1. list_all_malomo_webhooks (Claude inspects the active array of webhooks).
2. create_a_malomo_webhook (Claude determines the topic is missing and constructs the POST payload with the provided URL).

Outcome: Claude audits the existing infrastructure, identifies the gap, and dynamically provisions the new webhook without the engineer writing a single cURL request.

Security and Access Control

Exposing B2B SaaS data to an LLM requires strict governance. Truto's MCP architecture provides multiple layers of access control, enforced at the token level.
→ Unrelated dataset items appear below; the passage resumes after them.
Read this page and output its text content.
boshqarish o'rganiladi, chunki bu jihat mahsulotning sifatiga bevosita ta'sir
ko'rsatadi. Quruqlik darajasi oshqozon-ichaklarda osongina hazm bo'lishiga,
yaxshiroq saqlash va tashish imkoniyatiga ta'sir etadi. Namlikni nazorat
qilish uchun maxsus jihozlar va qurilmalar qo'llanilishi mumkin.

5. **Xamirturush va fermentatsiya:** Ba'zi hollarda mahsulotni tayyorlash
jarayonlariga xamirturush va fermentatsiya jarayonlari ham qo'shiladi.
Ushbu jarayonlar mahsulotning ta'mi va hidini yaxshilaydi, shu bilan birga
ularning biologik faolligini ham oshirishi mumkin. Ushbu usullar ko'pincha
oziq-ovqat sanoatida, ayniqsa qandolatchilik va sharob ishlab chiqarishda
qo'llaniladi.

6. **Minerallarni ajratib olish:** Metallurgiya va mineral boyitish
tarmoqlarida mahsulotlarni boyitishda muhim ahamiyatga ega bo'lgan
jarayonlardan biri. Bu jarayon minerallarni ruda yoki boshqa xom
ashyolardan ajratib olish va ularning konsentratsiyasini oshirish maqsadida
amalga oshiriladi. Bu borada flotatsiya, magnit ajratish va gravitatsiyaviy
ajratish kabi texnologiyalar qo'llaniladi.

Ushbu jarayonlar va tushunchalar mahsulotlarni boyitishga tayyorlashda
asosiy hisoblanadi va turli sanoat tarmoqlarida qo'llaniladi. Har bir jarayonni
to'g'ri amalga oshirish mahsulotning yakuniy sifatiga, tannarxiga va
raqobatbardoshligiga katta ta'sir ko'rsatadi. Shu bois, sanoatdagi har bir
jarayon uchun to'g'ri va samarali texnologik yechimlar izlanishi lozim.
• Method Filtering: You can restrict a Malomo MCP server to specific operation types using the config.methods array. Setting this to ["read"] ensures the agent can query orders and events, but cannot perform destructive updates or create webhooks.
• Tag Filtering: Limit the server's scope by functional area. Using config.tags = ["orders"] hides all webhook and customer management tools, exposing only shipment and order operations to the LLM.
• Extra Authentication (require_api_token_auth): By default, possessing the MCP URL is enough to invoke tools. Setting require_api_token_auth: true forces the MCP client to also pass a valid Truto API token in the Authorization header, adding a mandatory secondary authentication layer.
• Automatic Expiration (expires_at): You can generate ephemeral MCP servers for temporary investigations. Setting an ISO datetime in the expires_at field schedules an automatic cleanup alarm. Once expired, the server endpoint is destroyed, terminating the model's access instantly.

Connecting Malomo to Claude via a managed MCP server removes the boilerplate of building API wrappers. Instead of dealing with destructive array structures, pagination cursors, and raw HTTP 429 errors manually, your engineering team can focus on writing better agent prompts and orchestrating complex support resolutions.